In breve. Il Gua Sha è uno strumento di massaggio viso in pietra che lavora al meglio solo se abbinato a una skincare botanica a base oleosa. La pressione della pietra, accompagnata da un olio o un balsamo vegetale, favorisce microcircolazione, drenaggio linfatico e assorbimento degli attivi botanici, trasformando il massaggio in un rituale dai benefici visibili e ripetibili.

Che cos’è il Gua Sha e perché si è diffuso nella skincare contemporanea

Il Gua Sha è una tecnica di massaggio originaria della medicina tradizionale cinese, praticata da secoli con strumenti in pietra dai bordi smussati. Sulla pelle del viso, la pressione leggera e i passaggi misurati stimolano la microcircolazione dei tessuti molli, accompagnano il drenaggio linfatico, sostengono il tono e l’elasticità della pelle.

Negli ultimi anni, lo strumento è entrato stabilmente nella skincare occidentale come accessorio quotidiano. La sua diffusione, però, ha portato anche un equivoco: la pietra in sé non basta. È la formula con cui si accoppia a determinare se il gesto sarà efficace o solo decorativo.

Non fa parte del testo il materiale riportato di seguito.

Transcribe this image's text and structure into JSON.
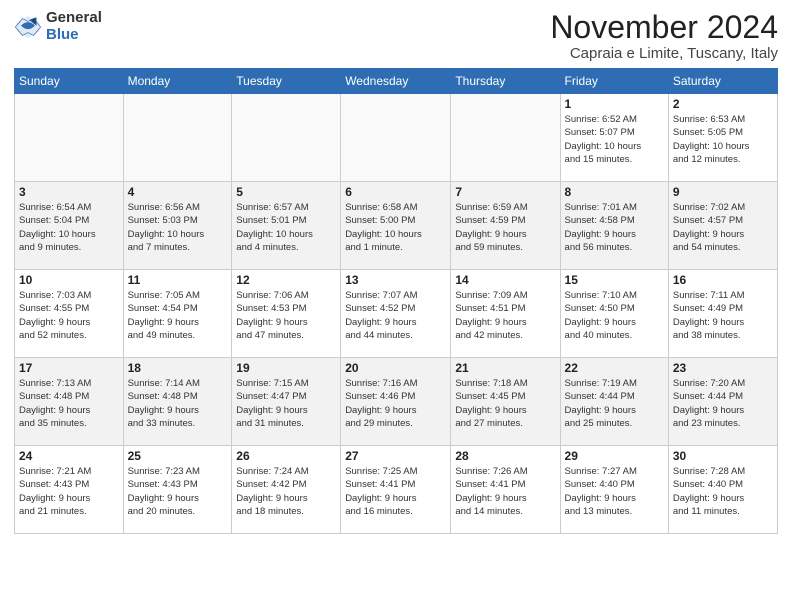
{
  "logo": {
    "general": "General",
    "blue": "Blue"
  },
  "header": {
    "title": "November 2024",
    "subtitle": "Capraia e Limite, Tuscany, Italy"
  },
  "weekdays": [
    "Sunday",
    "Monday",
    "Tuesday",
    "Wednesday",
    "Thursday",
    "Friday",
    "Saturday"
  ],
  "weeks": [
    [
      {
        "day": "",
        "info": ""
      },
      {
        "day": "",
        "info": ""
      },
      {
        "day": "",
        "info": ""
      },
      {
        "day": "",
        "info": ""
      },
      {
        "day": "",
        "info": ""
      },
      {
        "day": "1",
        "info": "Sunrise: 6:52 AM\nSunset: 5:07 PM\nDaylight: 10 hours\nand 15 minutes."
      },
      {
        "day": "2",
        "info": "Sunrise: 6:53 AM\nSunset: 5:05 PM\nDaylight: 10 hours\nand 12 minutes."
      }
    ],
    [
      {
        "day": "3",
        "info": "Sunrise: 6:54 AM\nSunset: 5:04 PM\nDaylight: 10 hours\nand 9 minutes."
      },
      {
        "day": "4",
        "info": "Sunrise: 6:56 AM\nSunset: 5:03 PM\nDaylight: 10 hours\nand 7 minutes."
      },
      {
        "day": "5",
        "info": "Sunrise: 6:57 AM\nSunset: 5:01 PM\nDaylight: 10 hours\nand 4 minutes."
      },
      {
        "day": "6",
        "info": "Sunrise: 6:58 AM\nSunset: 5:00 PM\nDaylight: 10 hours\nand 1 minute."
      },
      {
        "day": "7",
        "info": "Sunrise: 6:59 AM\nSunset: 4:59 PM\nDaylight: 9 hours\nand 59 minutes."
      },
      {
        "day": "8",
        "info": "Sunrise: 7:01 AM\nSunset: 4:58 PM\nDaylight: 9 hours\nand 56 minutes."
      },
      {
        "day": "9",
        "info": "Sunrise: 7:02 AM\nSunset: 4:57 PM\nDaylight: 9 hours\nand 54 minutes."
      }
    ],
    [
      {
        "day": "10",
        "info": "Sunrise: 7:03 AM\nSunset: 4:55 PM\nDaylight: 9 hours\nand 52 minutes."
      },
      {
        "day": "11",
        "info": "Sunrise: 7:05 AM\nSunset: 4:54 PM\nDaylight: 9 hours\nand 49 minutes."
      },
      {
        "day": "12",
        "info": "Sunrise: 7:06 AM\nSunset: 4:53 PM\nDaylight: 9 hours\nand 47 minutes."
      },
      {
        "day": "13",
        "info": "Sunrise: 7:07 AM\nSunset: 4:52 PM\nDaylight: 9 hours\nand 44 minutes."
      },
      {
        "day": "14",
        "info": "Sunrise: 7:09 AM\nSunset: 4:51 PM\nDaylight: 9 hours\nand 42 minutes."
      },
      {
        "day": "15",
        "info": "Sunrise: 7:10 AM\nSunset: 4:50 PM\nDaylight: 9 hours\nand 40 minutes."
      },
      {
        "day": "16",
        "info": "Sunrise: 7:11 AM\nSunset: 4:49 PM\nDaylight: 9 hours\nand 38 minutes."
      }
    ],
    [
      {
        "day": "17",
        "info": "Sunrise: 7:13 AM\nSunset: 4:48 PM\nDaylight: 9 hours\nand 35 minutes."
      },
      {
        "day": "18",
        "info": "Sunrise: 7:14 AM\nSunset: 4:48 PM\nDaylight: 9 hours\nand 33 minutes."
      },
      {
        "day": "19",
        "info": "Sunrise: 7:15 AM\nSunset: 4:47 PM\nDaylight: 9 hours\nand 31 minutes."
      },
      {
        "day": "20",
        "info": "Sunrise: 7:16 AM\nSunset: 4:46 PM\nDaylight: 9 hours\nand 29 minutes."
      },
      {
        "day": "21",
        "info": "Sunrise: 7:18 AM\nSunset: 4:45 PM\nDaylight: 9 hours\nand 27 minutes."
      },
      {
        "day": "22",
        "info": "Sunrise: 7:19 AM\nSunset: 4:44 PM\nDaylight: 9 hours\nand 25 minutes."
      },
      {
        "day": "23",
        "info": "Sunrise: 7:20 AM\nSunset: 4:44 PM\nDaylight: 9 hours\nand 23 minutes."
      }
    ],
    [
      {
        "day": "24",
        "info": "Sunrise: 7:21 AM\nSunset: 4:43 PM\nDaylight: 9 hours\nand 21 minutes."
      },
      {
        "day": "25",
        "info": "Sunrise: 7:23 AM\nSunset: 4:43 PM\nDaylight: 9 hours\nand 20 minutes."
      },
      {
        "day": "26",
        "info": "Sunrise: 7:24 AM\nSunset: 4:42 PM\nDaylight: 9 hours\nand 18 minutes."
      },
      {
        "day": "27",
        "info": "Sunrise: 7:25 AM\nSunset: 4:41 PM\nDaylight: 9 hours\nand 16 minutes."
      },
      {
        "day": "28",
        "info": "Sunrise: 7:26 AM\nSunset: 4:41 PM\nDaylight: 9 hours\nand 14 minutes."
      },
      {
        "day": "29",
        "info": "Sunrise: 7:27 AM\nSunset: 4:40 PM\nDaylight: 9 hours\nand 13 minutes."
      },
      {
        "day": "30",
        "info": "Sunrise: 7:28 AM\nSunset: 4:40 PM\nDaylight: 9 hours\nand 11 minutes."
      }
    ]
  ]
}
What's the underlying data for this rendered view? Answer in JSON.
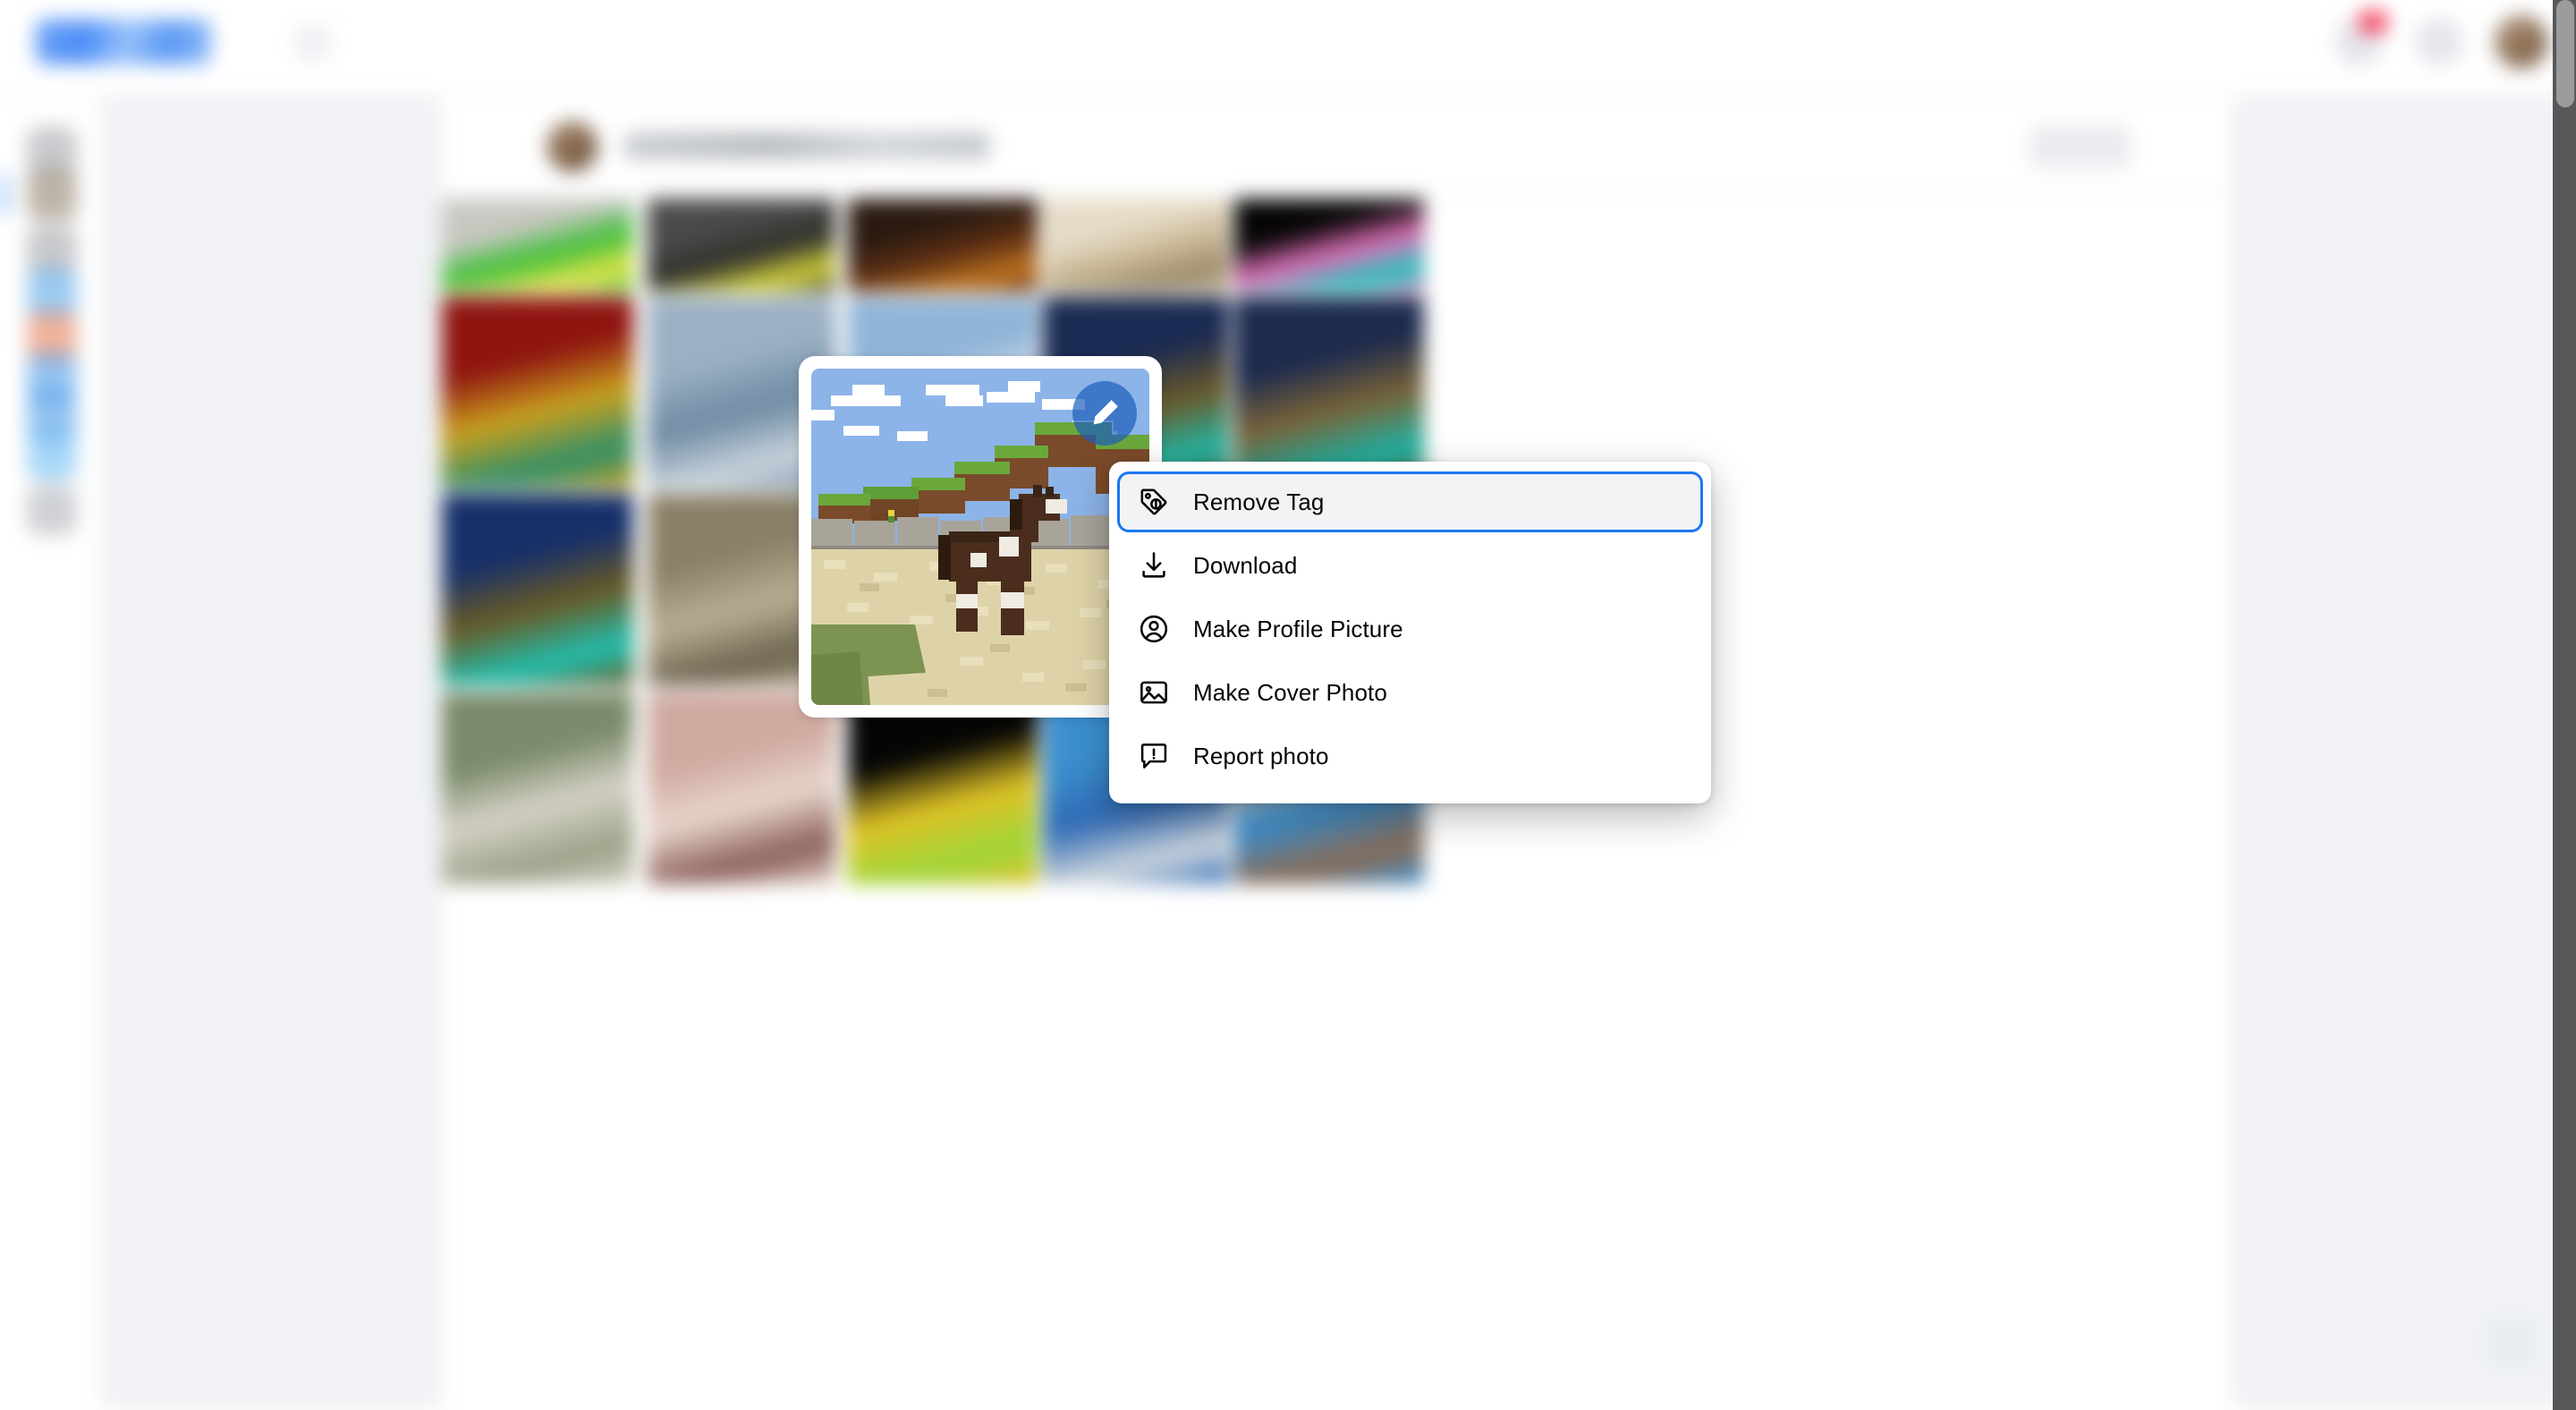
{
  "app": {
    "brand_name": "facebook",
    "background_color": "#f0f2f5",
    "accent_color": "#1877f2",
    "badge_color": "#f3425f"
  },
  "topbar": {
    "brand_label": "",
    "grid_toggle_label": "",
    "icons": [
      {
        "name": "messenger-icon",
        "badge": ""
      },
      {
        "name": "notifications-icon",
        "badge": ""
      },
      {
        "name": "account-avatar",
        "badge": ""
      }
    ]
  },
  "sidebar": {
    "active_index": 1,
    "items": [
      {
        "name": "sidebar-item-1",
        "label": "",
        "color": "#9a9da2"
      },
      {
        "name": "sidebar-item-2",
        "label": "",
        "color": "#8a7a62"
      },
      {
        "name": "sidebar-item-3",
        "label": "",
        "color": "#9a9da2"
      },
      {
        "name": "sidebar-item-4",
        "label": "",
        "color": "#4da3e8"
      },
      {
        "name": "sidebar-item-5",
        "label": "",
        "color": "#e8764a"
      },
      {
        "name": "sidebar-item-6",
        "label": "",
        "color": "#3f93e8"
      },
      {
        "name": "sidebar-item-7",
        "label": "",
        "color": "#3f93e8"
      },
      {
        "name": "sidebar-item-8",
        "label": "",
        "color": "#5cb4ee"
      },
      {
        "name": "sidebar-item-9",
        "label": "",
        "color": "#a8abb0"
      }
    ]
  },
  "header": {
    "profile_name": "",
    "action_label": ""
  },
  "photo_grid": {
    "columns": 5,
    "rows": 4,
    "selected": {
      "name": "minecraft-horse-photo",
      "description": "Minecraft horse on sand beside grass-topped hill",
      "edit_badge_icon": "pencil-icon"
    },
    "thumbnails": [
      {
        "id": "t1",
        "c1": "#c9c7c2",
        "c2": "#3fbf3b",
        "c3": "#e9e54a"
      },
      {
        "id": "t2",
        "c1": "#4a4a48",
        "c2": "#2f2f2d",
        "c3": "#d8d83c"
      },
      {
        "id": "t3",
        "c1": "#2a1a10",
        "c2": "#5e2f14",
        "c3": "#c4761f"
      },
      {
        "id": "t4",
        "c1": "#e6dcc8",
        "c2": "#c9b896",
        "c3": "#9a8a6a"
      },
      {
        "id": "t5",
        "c1": "#050505",
        "c2": "#e26fb8",
        "c3": "#1fc8c0"
      },
      {
        "id": "t6",
        "c1": "#8f1410",
        "c2": "#c9a01e",
        "c3": "#2f8f6a"
      },
      {
        "id": "t7",
        "c1": "#9bb0c4",
        "c2": "#6f8ba3",
        "c3": "#c9d4dd"
      },
      {
        "id": "t8",
        "c1": "#8fb4d8",
        "c2": "#e3e8ec",
        "c3": "#d6c27a"
      },
      {
        "id": "t9",
        "c1": "#1a2a52",
        "c2": "#6b5a2a",
        "c3": "#1fb8a8"
      },
      {
        "id": "t10",
        "c1": "#1c2a4e",
        "c2": "#7a6338",
        "c3": "#1bb4a6"
      },
      {
        "id": "t11",
        "c1": "#17306a",
        "c2": "#6a5a24",
        "c3": "#1fc0b0"
      },
      {
        "id": "t12",
        "c1": "#8a8068",
        "c2": "#b9ae92",
        "c3": "#6d6450"
      },
      {
        "id": "t13",
        "c1": "#4a3a30",
        "c2": "#8e2a2a",
        "c3": "#c9c4bd"
      },
      {
        "id": "t14",
        "c1": "#c9c2b4",
        "c2": "#8e8376",
        "c3": "#ece7dd"
      },
      {
        "id": "t15",
        "c1": "#7e6a48",
        "c2": "#c9b87e",
        "c3": "#4c4030"
      },
      {
        "id": "t16",
        "c1": "#7a8a6a",
        "c2": "#d6d2c6",
        "c3": "#9aa288"
      },
      {
        "id": "t17",
        "c1": "#cfa9a0",
        "c2": "#e8d6cc",
        "c3": "#8a5f58"
      },
      {
        "id": "t18",
        "c1": "#050505",
        "c2": "#e0c225",
        "c3": "#9ed63a"
      },
      {
        "id": "t19",
        "c1": "#3b8fd0",
        "c2": "#2f6ab5",
        "c3": "#cfd6dd"
      },
      {
        "id": "t20",
        "c1": "#e6e2d8",
        "c2": "#3b8fd0",
        "c3": "#8a6a52"
      }
    ]
  },
  "context_menu": {
    "items": [
      {
        "name": "remove-tag",
        "label": "Remove Tag",
        "icon": "tag-icon",
        "focused": true
      },
      {
        "name": "download",
        "label": "Download",
        "icon": "download-icon",
        "focused": false
      },
      {
        "name": "make-profile-picture",
        "label": "Make Profile Picture",
        "icon": "user-circle-icon",
        "focused": false
      },
      {
        "name": "make-cover-photo",
        "label": "Make Cover Photo",
        "icon": "image-icon",
        "focused": false
      },
      {
        "name": "report-photo",
        "label": "Report photo",
        "icon": "report-icon",
        "focused": false
      }
    ]
  }
}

Perché il Gua Sha funziona davvero solo con la skincare botanica

La risposta breve: perché ha bisogno di una formula oleosa che permetta alla pietra di scivolare senza attrito, e che venga assorbita lentamente durante il massaggio.

Su una pelle asciutta, o trattata con un prodotto a base acquosa che evapora in fretta, il Gua Sha si trasforma in attrito. Tira la cute, può irritarla, perde la sua qualità sensoriale e dimezza i benefici. Una formula botanica a base oleosa, al contrario, offre alla pietra il velo continuo su cui muoversi, e alla pelle il nutrimento che il massaggio aiuta a far penetrare in profondità.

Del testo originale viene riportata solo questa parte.